Understanding the Effect of Bias in Deep Anomaly Detection

TL;DR

This paper investigates how bias in labeled anomaly data affects deep anomaly detection models, providing theoretical analysis, empirical validation, and insights into when bias can be beneficial or harmful.

Contribution

It introduces the first finite sample bounds for estimating scoring bias and offers an extensive empirical study on bias effects in deep anomaly detection.

Findings

Biased anomaly sets can both help and hinder detection performance.

Theoretical bounds for bias estimation are established and validated.

Bias impacts different anomaly classes in varied ways.

Abstract

Anomaly detection presents a unique challenge in machine learning, due to the scarcity of labeled anomaly data. Recent work attempts to mitigate such problems by augmenting training of deep anomaly detection models with additional labeled anomaly samples.
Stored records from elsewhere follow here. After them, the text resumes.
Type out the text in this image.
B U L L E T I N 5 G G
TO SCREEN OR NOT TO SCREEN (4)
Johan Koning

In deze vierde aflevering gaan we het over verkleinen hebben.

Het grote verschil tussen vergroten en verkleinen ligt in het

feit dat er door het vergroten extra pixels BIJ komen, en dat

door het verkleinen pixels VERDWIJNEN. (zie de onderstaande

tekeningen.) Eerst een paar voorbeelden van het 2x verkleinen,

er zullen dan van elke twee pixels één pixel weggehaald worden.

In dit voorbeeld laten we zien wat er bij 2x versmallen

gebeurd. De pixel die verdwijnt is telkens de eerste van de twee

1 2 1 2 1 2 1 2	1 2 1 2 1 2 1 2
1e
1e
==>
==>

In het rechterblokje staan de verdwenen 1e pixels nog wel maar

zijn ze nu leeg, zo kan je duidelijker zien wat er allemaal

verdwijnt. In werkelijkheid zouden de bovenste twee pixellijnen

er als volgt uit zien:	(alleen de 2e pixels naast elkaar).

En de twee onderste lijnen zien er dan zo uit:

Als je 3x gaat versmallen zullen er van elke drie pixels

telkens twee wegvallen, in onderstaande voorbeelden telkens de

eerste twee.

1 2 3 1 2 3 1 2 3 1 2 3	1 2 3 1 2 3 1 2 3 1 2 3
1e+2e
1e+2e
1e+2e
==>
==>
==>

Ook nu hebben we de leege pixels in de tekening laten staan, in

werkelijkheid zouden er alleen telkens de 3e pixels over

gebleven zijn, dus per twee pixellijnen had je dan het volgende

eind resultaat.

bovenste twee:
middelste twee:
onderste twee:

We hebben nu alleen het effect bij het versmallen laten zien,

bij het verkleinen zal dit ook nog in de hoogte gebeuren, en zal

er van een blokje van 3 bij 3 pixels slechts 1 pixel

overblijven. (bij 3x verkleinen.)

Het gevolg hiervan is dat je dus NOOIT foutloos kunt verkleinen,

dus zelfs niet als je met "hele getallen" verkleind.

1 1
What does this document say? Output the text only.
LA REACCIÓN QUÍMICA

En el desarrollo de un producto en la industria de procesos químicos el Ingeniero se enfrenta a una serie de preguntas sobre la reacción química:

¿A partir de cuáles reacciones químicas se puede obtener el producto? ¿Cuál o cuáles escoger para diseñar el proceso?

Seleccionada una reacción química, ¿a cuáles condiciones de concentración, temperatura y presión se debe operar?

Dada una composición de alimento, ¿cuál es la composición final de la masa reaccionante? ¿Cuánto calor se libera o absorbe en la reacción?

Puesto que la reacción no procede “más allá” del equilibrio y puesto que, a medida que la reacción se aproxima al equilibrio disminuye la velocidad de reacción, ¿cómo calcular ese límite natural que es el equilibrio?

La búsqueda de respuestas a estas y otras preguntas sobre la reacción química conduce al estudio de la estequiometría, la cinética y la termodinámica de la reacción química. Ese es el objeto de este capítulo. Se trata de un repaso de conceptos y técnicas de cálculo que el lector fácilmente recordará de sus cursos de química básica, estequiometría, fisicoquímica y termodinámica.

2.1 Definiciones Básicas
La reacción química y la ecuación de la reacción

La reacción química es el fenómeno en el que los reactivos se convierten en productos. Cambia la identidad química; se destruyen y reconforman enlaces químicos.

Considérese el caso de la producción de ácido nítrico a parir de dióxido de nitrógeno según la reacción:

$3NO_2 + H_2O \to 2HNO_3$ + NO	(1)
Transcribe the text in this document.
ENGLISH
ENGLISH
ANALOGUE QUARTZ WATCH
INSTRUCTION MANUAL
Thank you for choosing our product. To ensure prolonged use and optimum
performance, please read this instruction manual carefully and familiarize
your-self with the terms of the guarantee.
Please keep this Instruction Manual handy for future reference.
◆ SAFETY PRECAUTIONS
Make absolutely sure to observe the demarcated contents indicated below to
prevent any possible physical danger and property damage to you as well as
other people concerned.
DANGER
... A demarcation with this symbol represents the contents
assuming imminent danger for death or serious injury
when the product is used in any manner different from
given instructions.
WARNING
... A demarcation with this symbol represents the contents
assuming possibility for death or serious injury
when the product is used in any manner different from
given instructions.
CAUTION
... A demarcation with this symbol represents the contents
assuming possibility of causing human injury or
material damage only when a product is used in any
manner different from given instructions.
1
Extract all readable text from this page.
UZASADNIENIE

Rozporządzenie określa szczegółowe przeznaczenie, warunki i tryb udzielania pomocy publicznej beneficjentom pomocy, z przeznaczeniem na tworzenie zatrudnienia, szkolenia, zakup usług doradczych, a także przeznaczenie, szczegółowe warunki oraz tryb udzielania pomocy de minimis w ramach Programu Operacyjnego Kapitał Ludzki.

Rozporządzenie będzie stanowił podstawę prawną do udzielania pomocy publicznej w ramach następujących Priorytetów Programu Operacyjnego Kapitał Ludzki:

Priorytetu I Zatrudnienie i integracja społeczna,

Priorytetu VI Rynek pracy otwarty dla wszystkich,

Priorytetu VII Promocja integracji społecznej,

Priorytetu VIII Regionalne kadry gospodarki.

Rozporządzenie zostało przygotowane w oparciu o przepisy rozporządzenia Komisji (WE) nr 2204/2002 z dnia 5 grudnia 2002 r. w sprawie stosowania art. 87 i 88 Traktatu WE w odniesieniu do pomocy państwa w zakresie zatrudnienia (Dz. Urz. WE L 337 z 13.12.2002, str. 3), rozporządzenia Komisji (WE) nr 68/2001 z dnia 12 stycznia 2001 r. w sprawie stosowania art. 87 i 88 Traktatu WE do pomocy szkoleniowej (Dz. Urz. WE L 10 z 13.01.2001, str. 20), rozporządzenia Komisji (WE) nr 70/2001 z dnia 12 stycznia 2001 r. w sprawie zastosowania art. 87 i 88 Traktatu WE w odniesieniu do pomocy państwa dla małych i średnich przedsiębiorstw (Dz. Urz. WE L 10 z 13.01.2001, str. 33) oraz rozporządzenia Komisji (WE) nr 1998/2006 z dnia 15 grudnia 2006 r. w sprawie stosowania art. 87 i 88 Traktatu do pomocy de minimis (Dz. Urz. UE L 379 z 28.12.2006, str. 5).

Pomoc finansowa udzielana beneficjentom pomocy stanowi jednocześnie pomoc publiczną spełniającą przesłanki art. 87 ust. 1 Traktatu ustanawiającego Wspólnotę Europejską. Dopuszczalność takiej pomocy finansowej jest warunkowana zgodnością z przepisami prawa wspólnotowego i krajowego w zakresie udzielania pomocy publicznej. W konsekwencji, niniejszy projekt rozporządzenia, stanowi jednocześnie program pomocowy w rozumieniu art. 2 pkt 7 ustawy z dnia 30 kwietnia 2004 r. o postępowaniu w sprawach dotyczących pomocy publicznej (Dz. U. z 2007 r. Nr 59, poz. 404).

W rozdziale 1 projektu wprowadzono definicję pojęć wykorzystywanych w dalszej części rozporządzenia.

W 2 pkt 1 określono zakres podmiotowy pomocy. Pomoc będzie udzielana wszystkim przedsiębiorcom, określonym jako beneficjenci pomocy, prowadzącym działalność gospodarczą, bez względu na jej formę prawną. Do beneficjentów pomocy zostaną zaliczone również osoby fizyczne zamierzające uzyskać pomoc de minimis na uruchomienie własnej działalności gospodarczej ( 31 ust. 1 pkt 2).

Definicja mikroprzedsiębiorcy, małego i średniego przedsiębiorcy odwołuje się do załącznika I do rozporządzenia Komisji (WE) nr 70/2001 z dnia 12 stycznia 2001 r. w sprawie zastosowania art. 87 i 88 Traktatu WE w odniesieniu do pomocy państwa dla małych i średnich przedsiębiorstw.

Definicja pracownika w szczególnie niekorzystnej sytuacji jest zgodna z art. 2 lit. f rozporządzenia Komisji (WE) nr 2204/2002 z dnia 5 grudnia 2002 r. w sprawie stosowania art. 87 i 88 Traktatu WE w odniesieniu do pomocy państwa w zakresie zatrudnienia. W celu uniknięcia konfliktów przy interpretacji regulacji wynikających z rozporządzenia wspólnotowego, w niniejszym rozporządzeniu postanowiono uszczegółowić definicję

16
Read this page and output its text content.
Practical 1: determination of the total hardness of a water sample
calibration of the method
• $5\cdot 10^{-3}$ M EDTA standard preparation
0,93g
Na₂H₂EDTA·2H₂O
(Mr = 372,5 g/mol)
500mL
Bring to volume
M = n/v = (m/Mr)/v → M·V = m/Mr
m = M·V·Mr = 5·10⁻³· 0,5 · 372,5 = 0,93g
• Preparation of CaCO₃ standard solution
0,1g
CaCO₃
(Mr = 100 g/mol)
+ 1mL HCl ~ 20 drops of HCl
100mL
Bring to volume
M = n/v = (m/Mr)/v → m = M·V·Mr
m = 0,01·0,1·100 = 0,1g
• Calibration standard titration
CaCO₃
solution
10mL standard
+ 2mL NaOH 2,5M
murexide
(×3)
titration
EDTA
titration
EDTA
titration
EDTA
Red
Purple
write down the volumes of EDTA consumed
However, the labeled data often does not align with the target distribution and introduces harmful bias to the trained model. In this paper, we aim to understand the effect of a biased anomaly set on anomaly detection. Concretely, we view anomaly detection as a supervised learning task where the objective is to optimize the recall at a given false positive rate. We formally study the relative scoring bias of an anomaly detector, defined as the difference in performance with respect to a baseline anomaly detector. We establish the first finite sample rates for estimating the relative scoring bias for deep anomaly detection, and empirically validate our theoretical results on both synthetic and real-world datasets. We also provide an extensive empirical study on how a biased training anomaly set affects the anomaly score function and therefore the detection performance on different anomaly classes. Our study demonstrates scenarios in which the biased anomaly set can be useful or problematic, and provides a solid benchmark for future research.